The MSR spoke with Tuschman by phone after the presentation and asked what main things people can do to improve their heath around nutrition.
“Diabetes and obesity are clearly recognized as, in a sense, one and the same problem,” he answered. “And all of the associated problems that go with diabetes and obesity, including high blood pressure, kidney dysfunction… are the result of carbohydrate/metabolism problems. Because we have been led to believe that all human beings metabolize carbohydrates the same, but that is not true. There is an incredible variation between people and their ability to properly metabolize carbohydrates…
“We are under the illusion that the health advice that we are being given have some scientific relevance, when in reality what’s really going on is that we’re all just testing ourselves, and many of us are failing to keep up with the incredible demands of metabolizing so many carbohydrates, which really all break down into sugars.” Tuschman said that most of the programs that people seek for help rest upon the same science that created the problem in the first place.

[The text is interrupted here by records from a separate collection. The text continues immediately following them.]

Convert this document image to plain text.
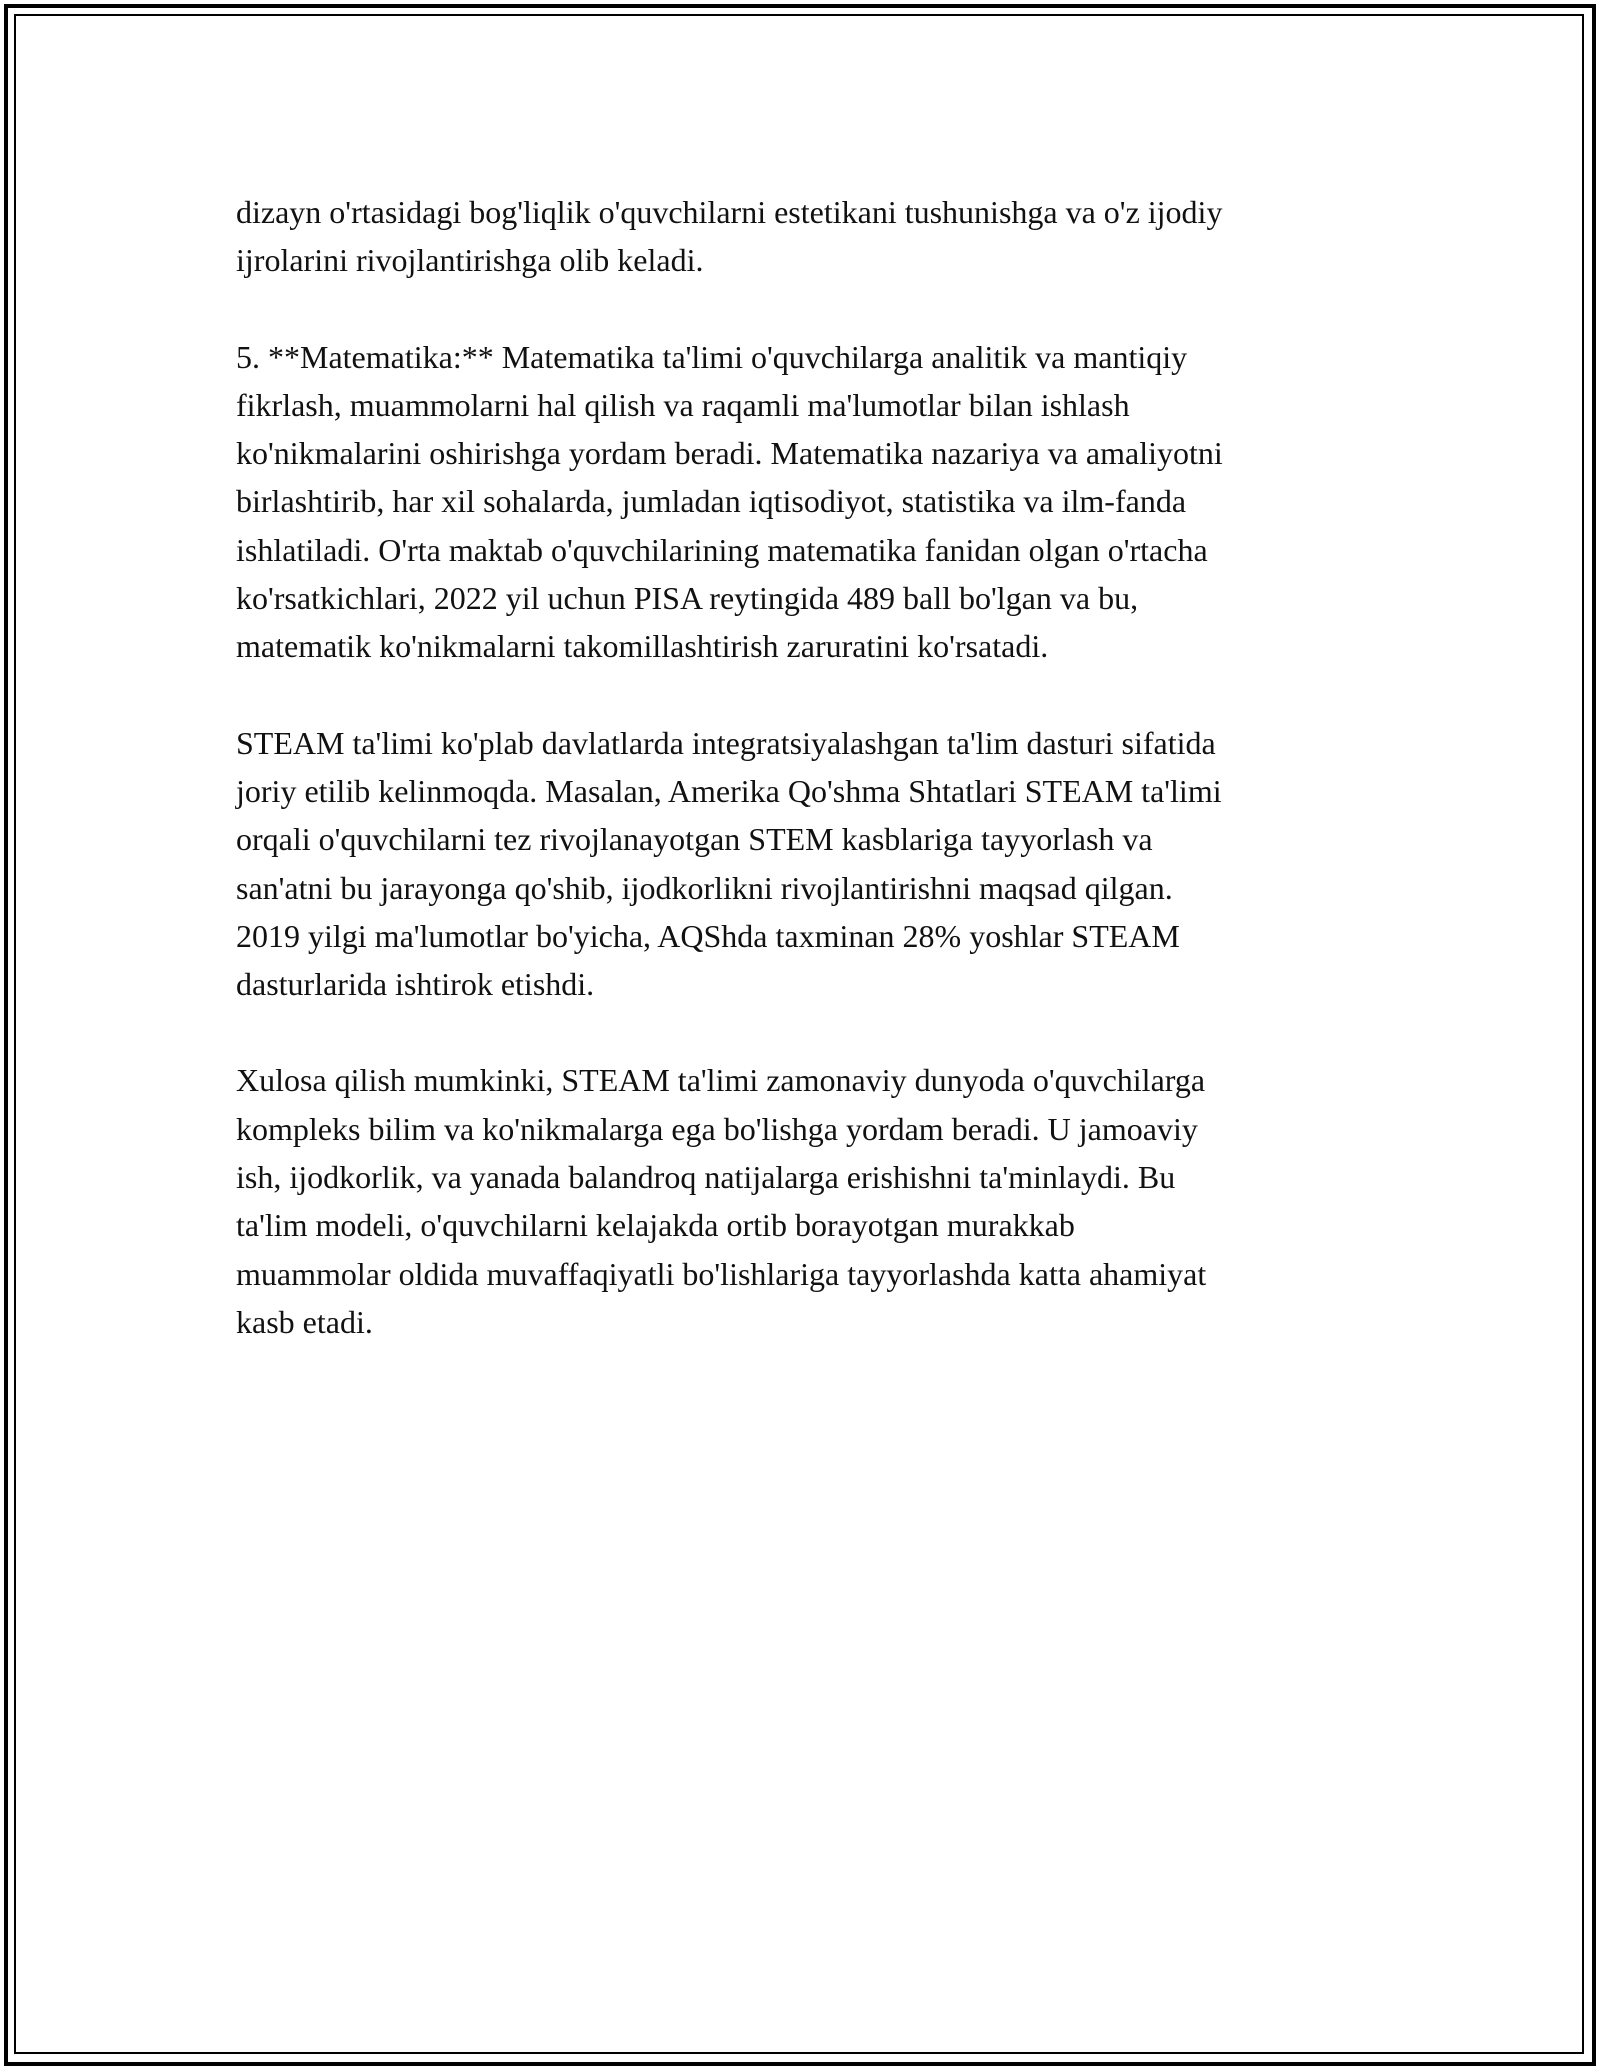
dizayn o'rtasidagi bog'liqlik o'quvchilarni estetikani tushunishga va o'z ijodiy
ijrolarini rivojlantirishga olib keladi.

5. **Matematika:** Matematika ta'limi o'quvchilarga analitik va mantiqiy
fikrlash, muammolarni hal qilish va raqamli ma'lumotlar bilan ishlash
ko'nikmalarini oshirishga yordam beradi. Matematika nazariya va amaliyotni
birlashtirib, har xil sohalarda, jumladan iqtisodiyot, statistika va ilm-fanda
ishlatiladi. O'rta maktab o'quvchilarining matematika fanidan olgan o'rtacha
ko'rsatkichlari, 2022 yil uchun PISA reytingida 489 ball bo'lgan va bu,
matematik ko'nikmalarni takomillashtirish zaruratini ko'rsatadi.

STEAM ta'limi ko'plab davlatlarda integratsiyalashgan ta'lim dasturi sifatida
joriy etilib kelinmoqda. Masalan, Amerika Qo'shma Shtatlari STEAM ta'limi
orqali o'quvchilarni tez rivojlanayotgan STEM kasblariga tayyorlash va
san'atni bu jarayonga qo'shib, ijodkorlikni rivojlantirishni maqsad qilgan.
2019 yilgi ma'lumotlar bo'yicha, AQShda taxminan 28% yoshlar STEAM
dasturlarida ishtirok etishdi.

Xulosa qilish mumkinki, STEAM ta'limi zamonaviy dunyoda o'quvchilarga
kompleks bilim va ko'nikmalarga ega bo'lishga yordam beradi. U jamoaviy
ish, ijodkorlik, va yanada balandroq natijalarga erishishni ta'minlaydi. Bu
ta'lim modeli, o'quvchilarni kelajakda ortib borayotgan murakkab
muammolar oldida muvaffaqiyatli bo'lishlariga tayyorlashda katta ahamiyat
kasb etadi.
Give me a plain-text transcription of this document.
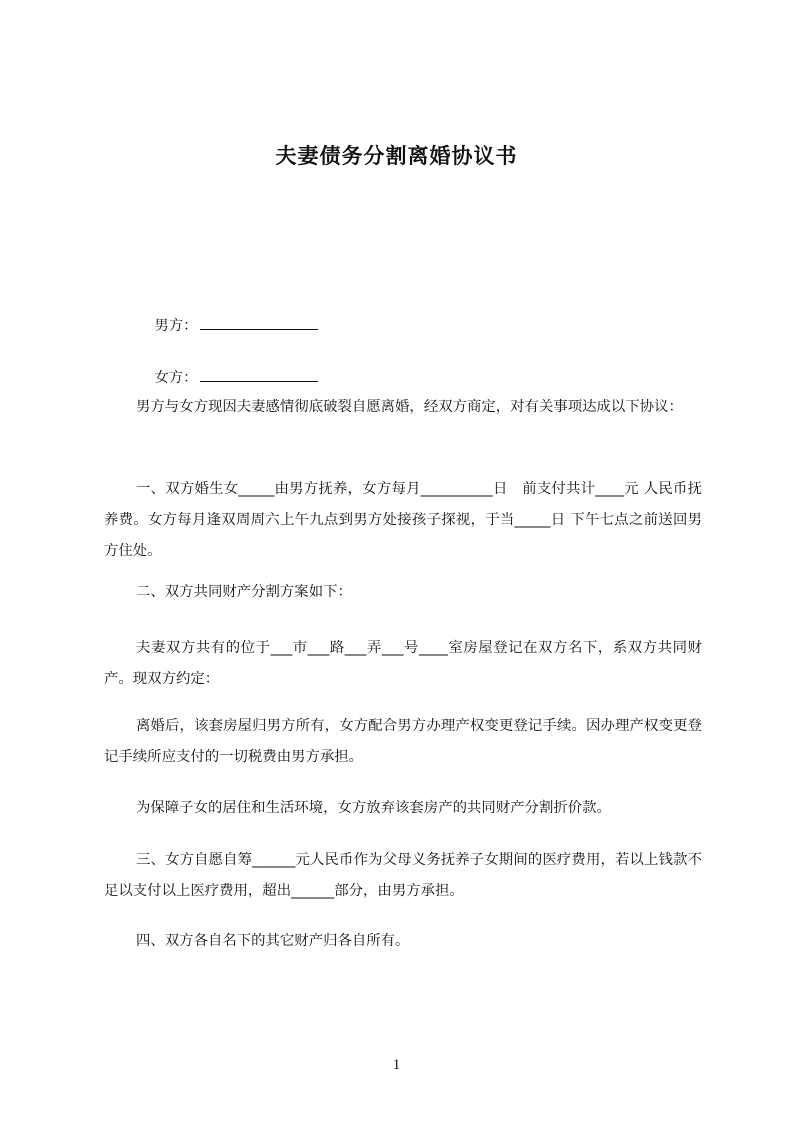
夫妻债务分割离婚协议书

男方：

女方：

男方与女方现因夫妻感情彻底破裂自愿离婚，经双方商定，对有关事项达成以下协议：

一、双方婚生女_____由男方抚养，女方每月__________日　前支付共计____元 人民币抚养费。女方每月逢双周周六上午九点到男方处接孩子探视，于当_____日 下午七点之前送回男方住处。

二、双方共同财产分割方案如下：

夫妻双方共有的位于___市___路___弄___号____室房屋登记在双方名下，系双方共同财产。现双方约定：

离婚后，该套房屋归男方所有，女方配合男方办理产权变更登记手续。因办理产权变更登记手续所应支付的一切税费由男方承担。

为保障子女的居住和生活环境，女方放弃该套房产的共同财产分割折价款。

三、女方自愿自筹______元人民币作为父母义务抚养子女期间的医疗费用，若以上钱款不足以支付以上医疗费用，超出______部分，由男方承担。

四、双方各自名下的其它财产归各自所有。

1
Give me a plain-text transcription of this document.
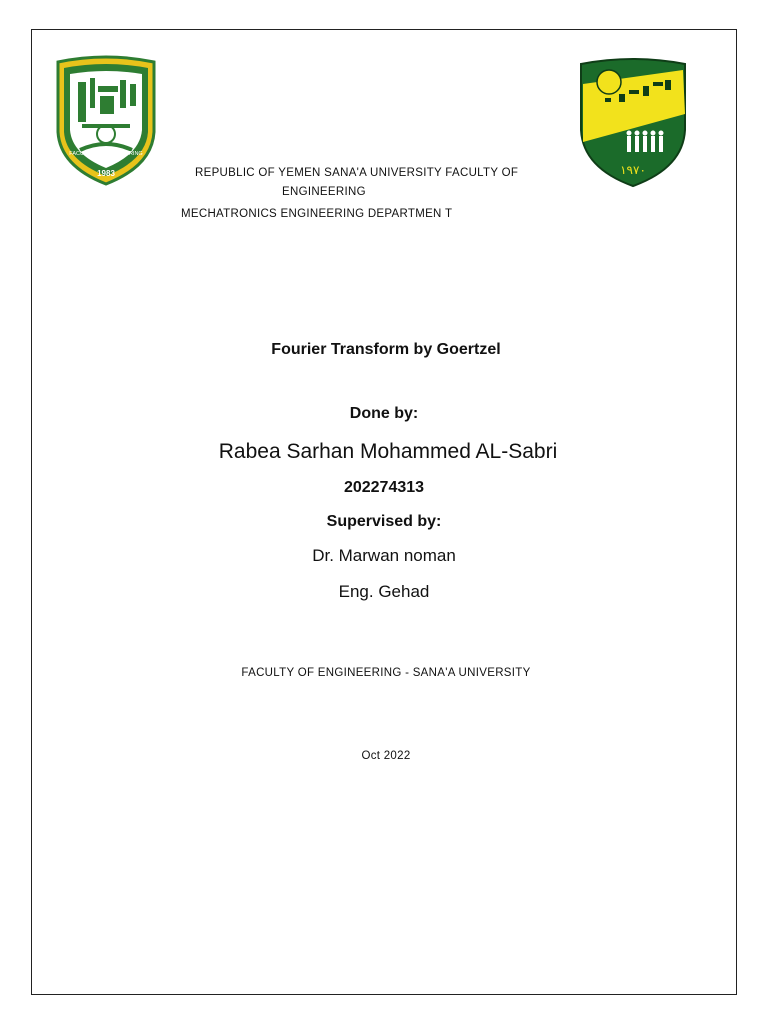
FACULTY OF ENGINEERING
1983	١٩٧٠
REPUBLIC OF YEMEN SANA'A UNIVERSITY FACULTY OF
ENGINEERING
MECHATRONICS ENGINEERING DEPARTMEN T
Fourier Transform by Goertzel
Done by:
Rabea Sarhan Mohammed AL-Sabri
202274313
Supervised by:
Dr. Marwan noman
Eng. Gehad
FACULTY OF ENGINEERING - SANA'A UNIVERSITY
Oct 2022
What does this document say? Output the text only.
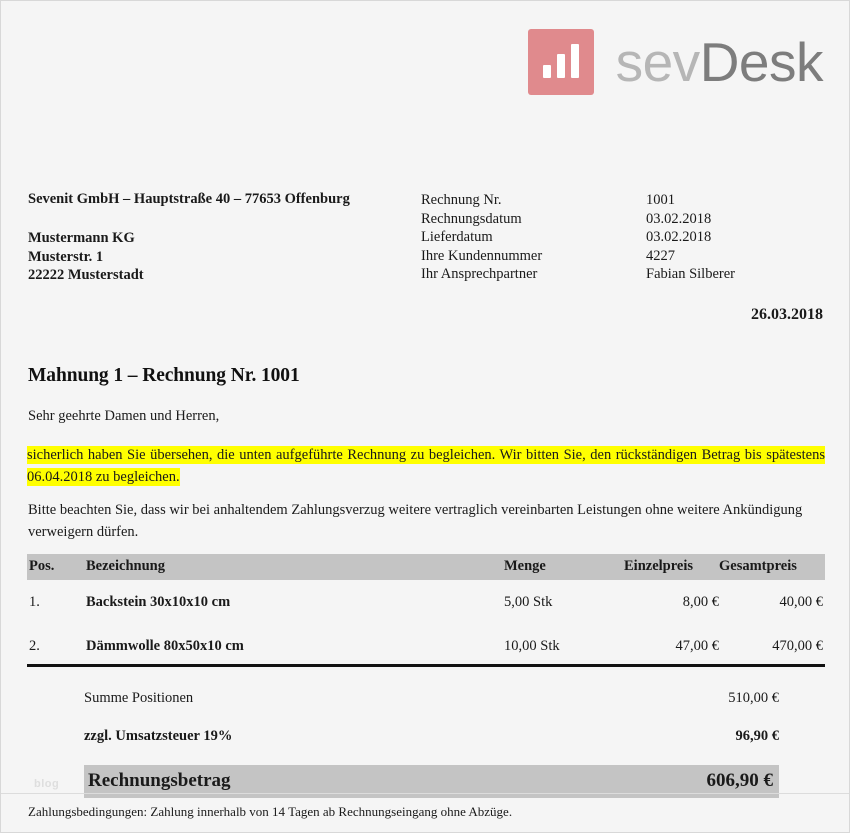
sevDesk
Sevenit GmbH – Hauptstraße 40 – 77653 Offenburg
Mustermann KG
Musterstr. 1
22222 Musterstadt
Rechnung Nr.	1001
Rechnungsdatum	03.02.2018
Lieferdatum	03.02.2018
Ihre Kundennummer	4227
Ihr Ansprechpartner	Fabian Silberer
26.03.2018
Mahnung 1 – Rechnung Nr. 1001
Sehr geehrte Damen und Herren,
sicherlich haben Sie übersehen, die unten aufgeführte Rechnung zu begleichen. Wir bitten Sie, den rückständigen Betrag bis spätestens 06.04.2018 zu begleichen.
Bitte beachten Sie, dass wir bei anhaltendem Zahlungsverzug weitere vertraglich vereinbarten Leistungen ohne weitere Ankündigung verweigern dürfen.
Pos.	Bezeichnung	Menge	Einzelpreis	Gesamtpreis
1.	Backstein 30x10x10 cm	5,00 Stk	8,00 €	40,00 €
2.	Dämmwolle 80x50x10 cm	10,00 Stk	47,00 €	470,00 €
Summe Positionen	510,00 €
zzgl. Umsatzsteuer 19%	96,90 €
Rechnungsbetrag	606,90 €
blog
Zahlungsbedingungen: Zahlung innerhalb von 14 Tagen ab Rechnungseingang ohne Abzüge.
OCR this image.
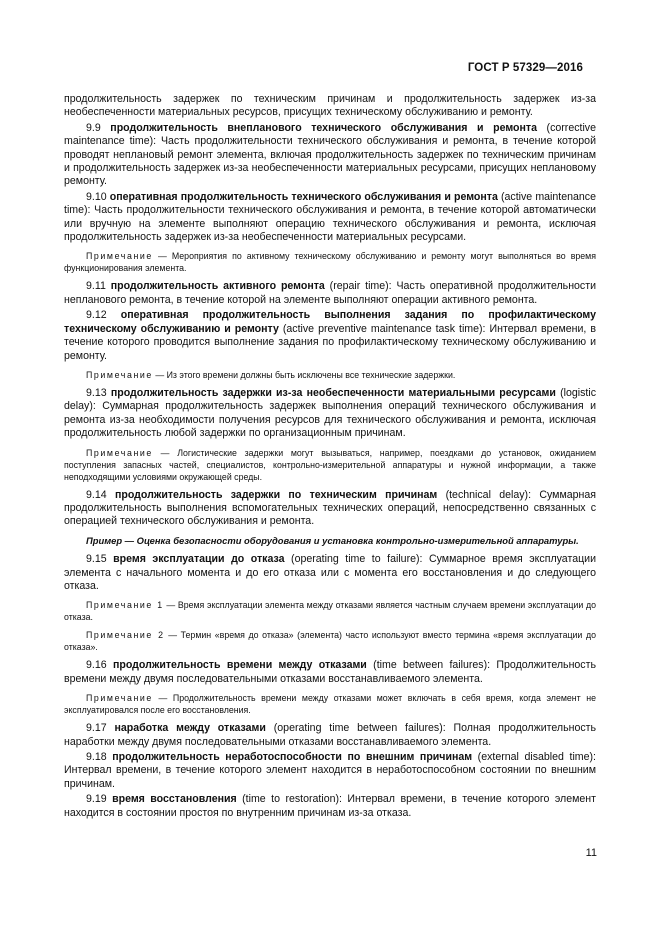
ГОСТ Р 57329—2016

продолжительность задержек по техническим причинам и продолжительность задержек из-за необеспеченности материальных ресурсов, присущих техническому обслуживанию и ремонту.

9.9 продолжительность внепланового технического обслуживания и ремонта (corrective maintenance time): Часть продолжительности технического обслуживания и ремонта, в течение которой проводят неплановый ремонт элемента, включая продолжительность задержек по техническим причинам и продолжительность задержек из-за необеспеченности материальных ресурсами, присущих неплановому ремонту.

9.10 оперативная продолжительность технического обслуживания и ремонта (active maintenance time): Часть продолжительности технического обслуживания и ремонта, в течение которой автоматически или вручную на элементе выполняют операцию технического обслуживания и ремонта, исключая продолжительность задержек из-за необеспеченности материальных ресурсами.

Примечание — Мероприятия по активному техническому обслуживанию и ремонту могут выполняться во время функционирования элемента.

9.11 продолжительность активного ремонта (repair time): Часть оперативной продолжительности непланового ремонта, в течение которой на элементе выполняют операции активного ремонта.

9.12 оперативная продолжительность выполнения задания по профилактическому техническому обслуживанию и ремонту (active preventive maintenance task time): Интервал времени, в течение которого проводится выполнение задания по профилактическому техническому обслуживанию и ремонту.

Примечание — Из этого времени должны быть исключены все технические задержки.

9.13 продолжительность задержки из-за необеспеченности материальными ресурсами (logistic delay): Суммарная продолжительность задержек выполнения операций технического обслуживания и ремонта из-за необходимости получения ресурсов для технического обслуживания и ремонта, исключая продолжительность любой задержки по организационным причинам.

Примечание — Логистические задержки могут вызываться, например, поездками до установок, ожиданием поступления запасных частей, специалистов, контрольно-измерительной аппаратуры и нужной информации, а также неподходящими условиями окружающей среды.

9.14 продолжительность задержки по техническим причинам (technical delay): Суммарная продолжительность выполнения вспомогательных технических операций, непосредственно связанных с операцией технического обслуживания и ремонта.

Пример — Оценка безопасности оборудования и установка контрольно-измерительной аппаратуры.

9.15 время эксплуатации до отказа (operating time to failure): Суммарное время эксплуатации элемента с начального момента и до его отказа или с момента его восстановления и до следующего отказа.

Примечание 1 — Время эксплуатации элемента между отказами является частным случаем времени эксплуатации до отказа.

Примечание 2 — Термин «время до отказа» (элемента) часто используют вместо термина «время эксплуатации до отказа».

9.16 продолжительность времени между отказами (time between failures): Продолжительность времени между двумя последовательными отказами восстанавливаемого элемента.

Примечание — Продолжительность времени между отказами может включать в себя время, когда элемент не эксплуатировался после его восстановления.

9.17 наработка между отказами (operating time between failures): Полная продолжительность наработки между двумя последовательными отказами восстанавливаемого элемента.

9.18 продолжительность неработоспособности по внешним причинам (external disabled time): Интервал времени, в течение которого элемент находится в неработоспособном состоянии по внешним причинам.

9.19 время восстановления (time to restoration): Интервал времени, в течение которого элемент находится в состоянии простоя по внутренним причинам из-за отказа.

11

When asked — given the health disparities between African Americans and their White counterparts — is there a different approach for addressing these health issues in the Black community, Tuschman said, “The reason that there is an incredible four times the rate of in-stage renal disease in the African American population is because in the African American community over the age of 50 there is a 60 percent high blood pressure rate and twice the rate of diabetes. You are asking kidneys to filter sugary blood under great pressure, and they fail to…
“So the way you address kidney failure is, you address the things that lead to kidney failure, which are diabetes and high blood pressure… But there is no different approach to someone based on skin color. It’s all the same science, so we are just bringing the science into the church to address these problems.
“We are not giving advice. In other words, the programs are individualized. We are taking daily metrics on people, so we are taking daily weight, daily blood pressure, daily fasting blood glucose. So we are not giving everyone the same plan because we need to correct their health and it needs to be done on a daily basis.
“So this is a different science that people are being exposed to. That’s why we get such robust results and we’re getting incredible results in the church.”